Le do­maine des vio­lences in­tra­fa­mi­liales bé­né­fi­cie quant à lui de dis­po­si­tifs qui per­mettent de les pré­ve­nir. « On ne dé­couvre plus de si­tua­tions qui se sont en­kys­tées avec des vic­times s’étant si­gna­lées à la gen­dar­me­rie et des faits qui per­durent », ré­sume Hugues de Phi­ly. Le tra­vail en col­la­bo­ra­tion avec l’as­so­cia­tion Coa­lia per­met dé­sor­mais d’éloi­gner les conjoints vio­lents, pour qui des stages sont pré­vus dans les cas les moins lourds. « L’ar­ri­vée de l’as­sis­tante so­ciale à la com­pa­gnie de Dom­front a vu une mon­tée des plaintes. Il y a moins de to­lé­rance de la part des vic­times, qui sont da­van­tage sen­si­bi­li­sées et laissent moins pas­ser ce type de vio­lence ».

Si les at­teintes vo­lon­taires à l’in­té­gri­té phy­sique res­tent stables dans l’Orne, les vio­lences sexuelles sont en aug­men­ta­tion de 24 %.

« Etre dis­sua­sif sans être an­xio­gène »

En 2017, les forces de l’ordre met­tront l’ac­cent sur trois do­maines : les vio­lences in­tra­fa­mi­liales, les cam­brio­lages et les vols liés à l’au­to­mo­bile. A ce­la s’ajoute la lutte contre la ra­di­ca­li­sa­tion : « Il faut que tous les si­gnaux, même faibles nous soient trans­mis, que cha­cun nous com­mu­nique les faits », in­siste le co­lo­nel de po­lice Gil­bert Grin­stein, di­rec­teur dé­par­te­men­tal de la sé­cu­ri­té pu­blique.

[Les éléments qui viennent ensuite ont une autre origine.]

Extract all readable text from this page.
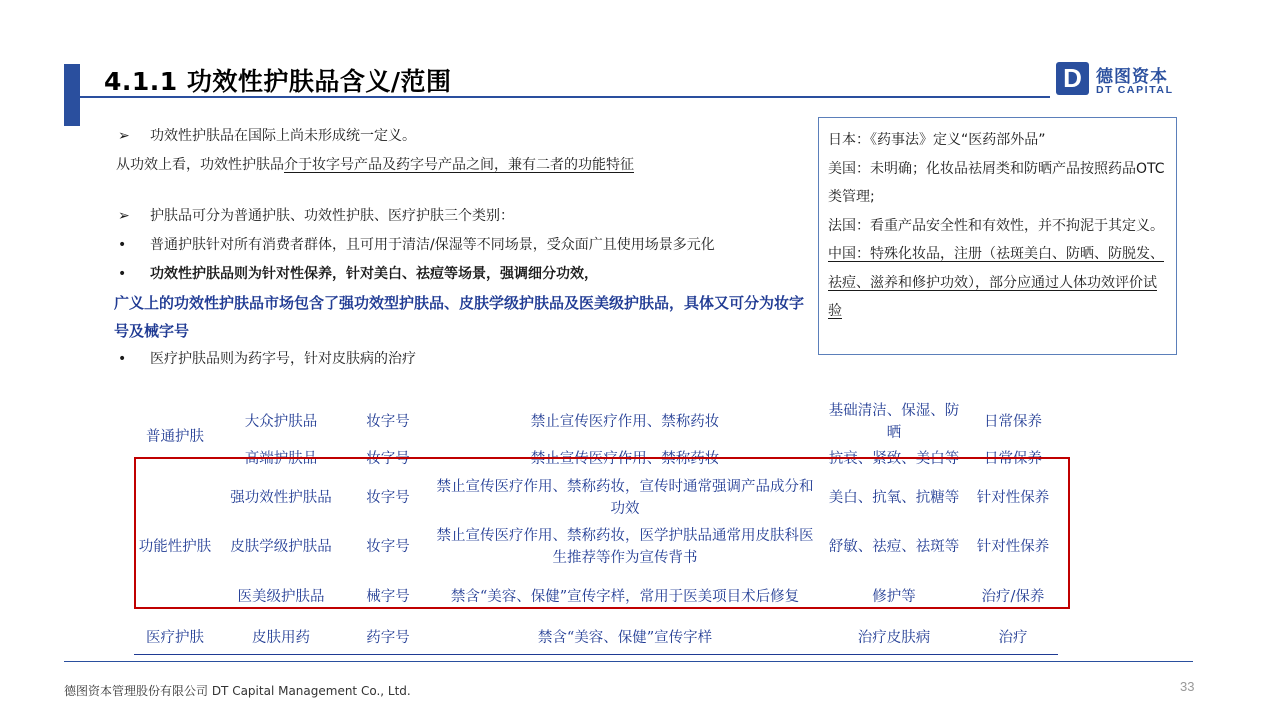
4.1.1 功效性护肤品含义/范围	D 德图资本
DT CAPITAL
➢	功效性护肤品在国际上尚未形成统一定义。
从功效上看，功效性护肤品介于妆字号产品及药字号产品之间，兼有二者的功能特征
➢	护肤品可分为普通护肤、功效性护肤、医疗护肤三个类别：
•	普通护肤针对所有消费者群体，且可用于清洁/保湿等不同场景，受众面广且使用场景多元化
•	功效性护肤品则为针对性保养，针对美白、祛痘等场景，强调细分功效，
广义上的功效性护肤品市场包含了强功效型护肤品、皮肤学级护肤品及医美级护肤品，具体又可分为妆字号及械字号
•	医疗护肤品则为药字号，针对皮肤病的治疗
日本：《药事法》定义“医药部外品”
美国：未明确；化妆品祛屑类和防晒产品按照药品OTC类管理;
法国：看重产品安全性和有效性，并不拘泥于其定义。
中国：特殊化妆品，注册（祛斑美白、防晒、防脱发、祛痘、滋养和修护功效），部分应通过人体功效评价试验
普通护肤	大众护肤品	妆字号	禁止宣传医疗作用、禁称药妆	基础清洁、保湿、防晒	日常保养
	高端护肤品	妆字号	禁止宣传医疗作用、禁称药妆	抗衰、紧致、美白等	日常保养
功能性护肤	强功效性护肤品	妆字号	禁止宣传医疗作用、禁称药妆，宣传时通常强调产品成分和功效	美白、抗氧、抗糖等	针对性保养
	皮肤学级护肤品	妆字号	禁止宣传医疗作用、禁称药妆，医学护肤品通常用皮肤科医生推荐等作为宣传背书	舒敏、祛痘、祛斑等	针对性保养
	医美级护肤品	械字号	禁含“美容、保健”宣传字样，常用于医美项目术后修复	修护等	治疗/保养
医疗护肤	皮肤用药	药字号	禁含“美容、保健”宣传字样	治疗皮肤病	治疗
德图资本管理股份有限公司 DT Capital Management Co., Ltd.	33
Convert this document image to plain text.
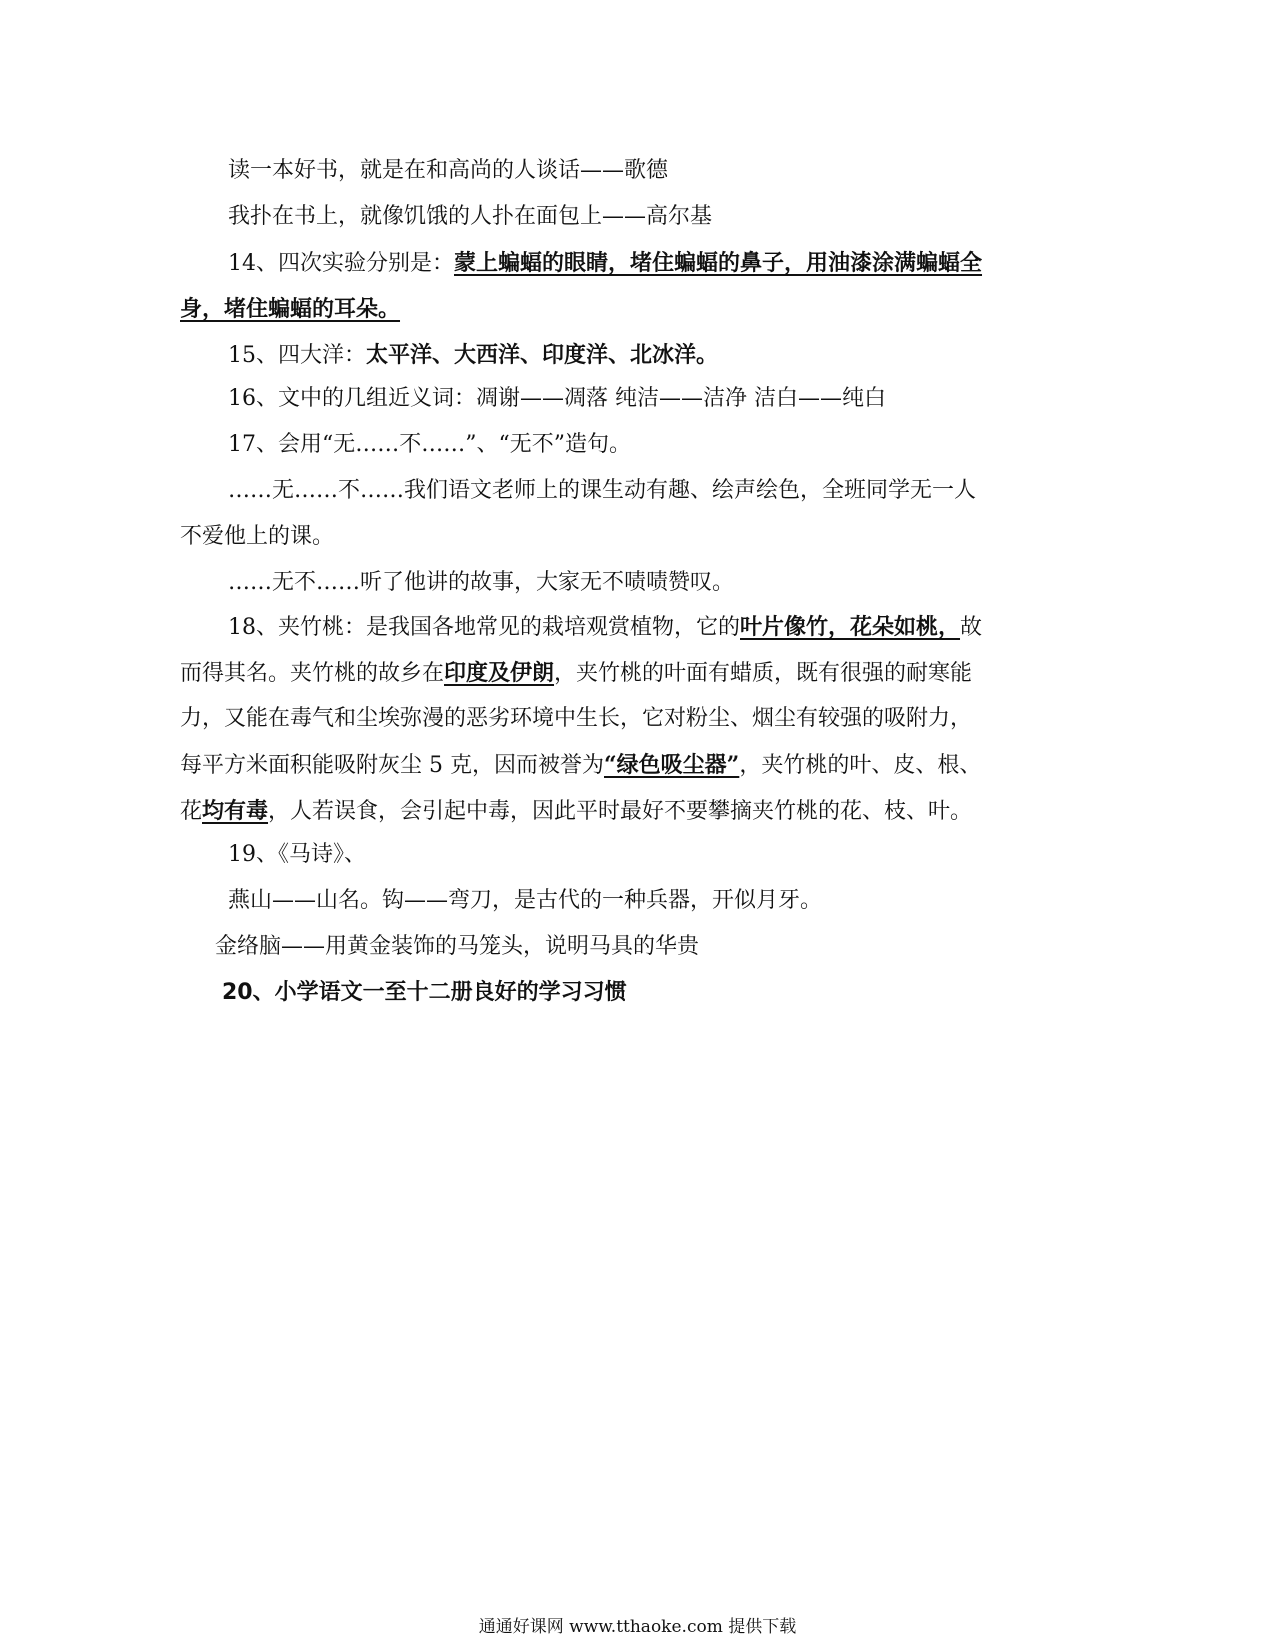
读一本好书，就是在和高尚的人谈话——歌德
我扑在书上，就像饥饿的人扑在面包上——高尔基
14、四次实验分别是：蒙上蝙蝠的眼睛，堵住蝙蝠的鼻子，用油漆涂满蝙蝠全
身，堵住蝙蝠的耳朵。
15、四大洋：太平洋、大西洋、印度洋、北冰洋。
16、文中的几组近义词：凋谢——凋落 纯洁——洁净 洁白——纯白
17、会用“无……不……”、“无不”造句。
……无……不……我们语文老师上的课生动有趣、绘声绘色，全班同学无一人
不爱他上的课。
……无不……听了他讲的故事，大家无不啧啧赞叹。
18、夹竹桃：是我国各地常见的栽培观赏植物，它的叶片像竹，花朵如桃，故
而得其名。夹竹桃的故乡在印度及伊朗，夹竹桃的叶面有蜡质，既有很强的耐寒能
力，又能在毒气和尘埃弥漫的恶劣环境中生长，它对粉尘、烟尘有较强的吸附力，
每平方米面积能吸附灰尘 5 克，因而被誉为“绿色吸尘器”，夹竹桃的叶、皮、根、
花均有毒，人若误食，会引起中毒，因此平时最好不要攀摘夹竹桃的花、枝、叶。
19、《马诗》、
燕山——山名。钩——弯刀，是古代的一种兵器，开似月牙。
金络脑——用黄金装饰的马笼头，说明马具的华贵
20、小学语文一至十二册良好的学习习惯
通通好课网 www.tthaoke.com 提供下载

Dans l’Orne, un plan de ges­tion des tue­ries de masse se­ra ap­pli­qué, im­pli­quant les « gen­darmes du quo­ti­dien ». « Par le pas­sé, lors d’un acte ter­ro­riste, on met­tait en place un pé­ri­mètre et on at­ten­dait l’ar­ri­vée du RAID ou du GIGN. Dé­sor­mais, les po­li­ciers ou gen­darmes de pre­mier ni­veau sont en­traî­nés pour in­ter­ve­nir et stop­per la me­nace dès le dé­part ».

A l’oc­ca­sion du feu d’ar­ti­fice du 15 août à Ba­gnoles-de-l’Orne ou de la foire de Mon­tilly, les gen­darmes et les po­li­ciers ont eu l’oc­ca­sion d’éprou­ver leur dis­po­si­tif, avec une pré­sence renforcée au sein de l’évé­ne­ment et un bou­clage des voies at­te­nantes pour les vé­hi­cules à mo­teur. « Suite aux ma­ni­fes­ta­tions de cet été, je n’ai eu que des re­tours po­si­tifs », confie Ma­dame le pré­fet, Isa­belle Da­vid, qui ré­sume : « Le but est d’être dis­sua­sif sans être an­xio­gène ».